“White House Victory.” The words have a surprising ring these days given how little capital the administration has left to spend. But these are exactly the words used to describe yesterday’s Senate vote to reauthorize FISA. Rather than rein in the executive branch’s expanding surveillance powers, the Senate rejected measures that would have protected civil liberties, and chose to grant immunity to telecom companies that had provided the government with data, perhaps illegally. More disturbing still, this vote was not even particularly contentious; it passed by a wide, 68 to 29, margin. What happened?
Sen. Chris Dodd (D-CT), an opponent of broad surveillance powers, said “Unfortunately, those who are advocating this notion that you have to give up liberties to be more secure are apparently prevailing.”
Is it true that Senators are still too scared to stand up to the national security machine for fear that they will be branded as soft-on-terror? Yes, there has been some definite bullying going on. In his State of the Union address, President Bush said that if Congress didn’t act immediately to reauthorize FISA, “our ability to track terrorist threats would be weakened and our citizens will be in greater danger. Congress must ensure the flow of vital intelligence is not disrupted.” The message is clear: question the government’s use of power and you put Americans in danger.
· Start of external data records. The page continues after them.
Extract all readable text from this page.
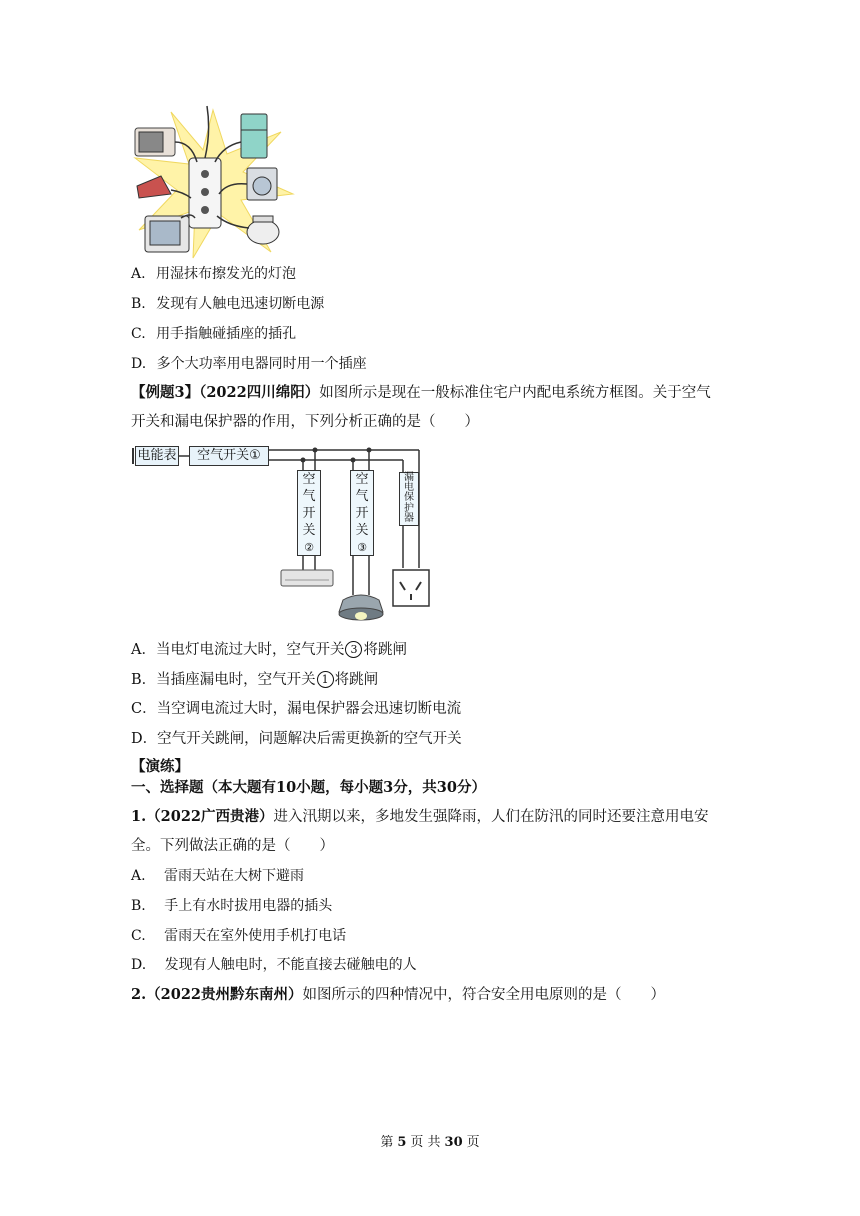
A. 用湿抹布擦发光的灯泡
B. 发现有人触电迅速切断电源
C. 用手指触碰插座的插孔
D. 多个大功率用电器同时用一个插座
【例题3】（2022四川绵阳）如图所示是现在一般标准住宅户内配电系统方框图。关于空气
开关和漏电保护器的作用，下列分析正确的是（　　）
电能表	空气开关①
空
气
开
关
②
空
气
开
关
③
漏
电
保
护
器
A．当电灯电流过大时，空气开关 3 将跳闸
B．当插座漏电时，空气开关 1 将跳闸
C．当空调电流过大时，漏电保护器会迅速切断电流
D．空气开关跳闸，问题解决后需更换新的空气开关
【演练】
一、选择题（本大题有10小题，每小题3分，共30分）
1.（2022广西贵港）进入汛期以来，多地发生强降雨，人们在防汛的同时还要注意用电安
全。下列做法正确的是（　　）
A. 雷雨天站在大树下避雨
B. 手上有水时拔用电器的插头
C. 雷雨天在室外使用手机打电话
D. 发现有人触电时，不能直接去碰触电的人
2.（2022贵州黔东南州）如图所示的四种情况中，符合安全用电原则的是（　　）
第 5 页 共 30 页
We’ve been hearing it for six years. And the message seems not to have lost its power over elected officials.
Still, I think there are other forces at play. This is a unique moment in which the politics of security and the politics of special interests intersect. Some political issues, like national security, are thought to be immune from the reach of special interests. But the moment FISA became not just an issue of domestic spying but also of telecom immunity, the legislation seemed clouded, like the majority of other issues before Congress, under a shadow of special interest money.
Take Sen. Jay Rockefeller (D-WV), the chairman of the Senate intelligence committee, whose support of the current FISA legislation was critical to its passage. He said that the legislation was “the right way to go, in terms of the security of the nation.” But it seems it was also the “right way to go” in terms of pleasing his contributors. According to the Center for Responsive Politics, he is one of the top Congressional recipient of telecom money. Other Senators who supported immunity were also on the list of top recipients, such as Mary Landrieu (D-LA).
The telecoms have good reason to want immunity AT&T and other telecoms face 40 lawsuits. And the government worries that without immunity, the telecoms, having learned that the executive sometimes asks for cooperation with legally questionable operations, won’t cooperate with future spying efforts.
To be fair, Chris Dodd, who introduced the amendment rejecting immunity, also received money from telecoms, about $10,000 last year. So there is no direct correlation between a vote on FISA and the money received from telecoms. But wouldn’t it be better if we could be sure that legislative decisions were made on the merits of the cases at hand, and not to please campaign contributors?
If we are going to restore checks and balances, Congress must be able to challenge the assumption that civil liberties and national security are in necessary tension. Unfortunately, when special interest money comes in to play, it’s hard to know for sure whose interests these Senators are thinking about.